The plaintiffs bought certain real estate of one Shearer, and paid on the purchase price thereof the sum of $1,000. The parties to the transaction entered into a written contract, by the terms of which the balance of the purchase money was to be paid within a specified time, 'and thereupon Shearer was to convey the land to the plaintiffs *87and give them possession thereof. In the event of a failure to pay the balance as agreed, the plaintiffs forfeited the payments made. The deal was made through the agency of the defendant, and this is a suit to recover of him the $1,000 paid to Shearer on the land. The petition sets out the land contract, and alleges that the plaintiffs were induced to make the same by the defendant’s verbal promise that, if they would do so, “ he would at their option . . . pay back to them the sum of one thousand dollars with interest,” and “ would cause himself to be substituted in their place in said written contract and would pay the said balance and •deferred payment to be made under the said written contract.” The demurrer attacked the petition on several grounds, and the point is made therein that the oral contract sued on is an agreement for the transfer of the plaintiffs’ interest in the real estate in question, and is therefore within the statute of frauds.

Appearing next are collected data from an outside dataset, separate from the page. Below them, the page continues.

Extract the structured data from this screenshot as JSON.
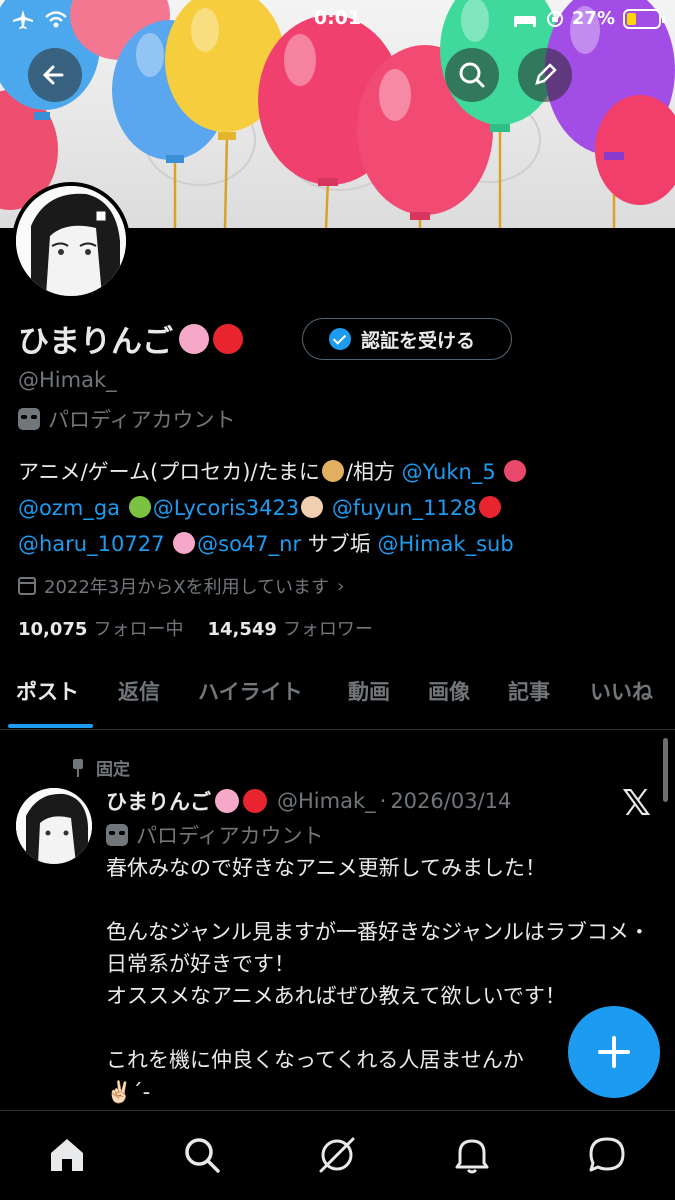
{
  "status_bar": {
    "time": "0:01",
    "battery_percent": "27%"
  },
  "profile": {
    "display_name": "ひまりんご",
    "verify_button_label": "認証を受ける",
    "handle": "@Himak_",
    "parody_label": "パロディアカウント",
    "bio": {
      "line1_text": "アニメ/ゲーム(プロセカ)/たまに",
      "line1_mid": "/相方 ",
      "line1_link": "@Yukn_5",
      "line2_link1": "@ozm_ga",
      "line2_link2": "@Lycoris3423",
      "line2_link3": "@fuyun_1128",
      "line3_link1": "@haru_10727",
      "line3_link2": "@so47_nr",
      "line3_text": " サブ垢 ",
      "line3_link3": "@Himak_sub"
    },
    "joined": "2022年3月からXを利用しています",
    "following_count": "10,075",
    "following_label": "フォロー中",
    "followers_count": "14,549",
    "followers_label": "フォロワー"
  },
  "tabs": [
    "ポスト",
    "返信",
    "ハイライト",
    "動画",
    "画像",
    "記事",
    "いいね"
  ],
  "post": {
    "pinned_label": "固定",
    "author_name": "ひまりんご",
    "author_handle": "@Himak_",
    "date": "2026/03/14",
    "parody_label": "パロディアカウント",
    "text": "春休みなので好きなアニメ更新してみました！\n\n色んなジャンル見ますが一番好きなジャンルはラブコメ・日常系が好きです！\nオススメなアニメあればぜひ教えて欲しいです！\n\nこれを機に仲良くなってくれる人居ませんか\n✌🏻´-",
    "x_logo": "𝕏"
  },
  "icons": {
    "nav": [
      "home-icon",
      "search-icon",
      "grok-icon",
      "notifications-icon",
      "messages-icon"
    ],
    "fab": "compose-plus-icon"
  },
  "colors": {
    "accent": "#1d9bf0",
    "text_primary": "#e7e9ea",
    "text_secondary": "#71767b",
    "background": "#000000"
  }
}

The appellants earnestly contend that the oral contract pleaded does not involve the transfer of any interest in real estate, and hence is not affected by the statute. But in this we think they are clearly mistaken. Their purchase and their contract had undoubtedly vested in them an interest in the real estate, and, stripped of all verbiage, their petition alleges merely that the defendant orally agreed to take the contract off of their hands, at their option, and to himself perform its conditions “ and be substituted in their place.” Tf he had done this, he certainly would have acquired all of the interest that the plaintiffs had in the land, and in our judgment the allegations of the petition bring the case clearly within the statute. Brown on the Statute of Frauds (5th Ed.) Sec. 229; Newlin v. Hoyt, 91 Minn. 409 (98 N. W. Rep. 323); Riddell v. Riddell (Neb.) 97 N. W. Rep. 609; McCoy v. McCoy, 32 Ind. App., 38 (69 N. E. Rep. 193); Green v. Hathaway, 36 N. J. Eq. 471.
If it be treated purely as an option contract, no liability could arise until the option had been exercised by the plain*88tiffs, and they plead, that they did exercise it. An option contract must comply in its creation with the statute if the option be exercised. 21 Am. & Eng. Enc. of Law, 927 (2d Ed.) and cases cited. Fitzpatrick v. Woodruff, 96 N. Y. 561; Barrett v. McAllister, 33 W. Va. 738 (11 S. E. Rep. 220); Myers v. Stone, 128 Iowa, 10.
The demurrer was rightly sustained, and the judgment is affirmed.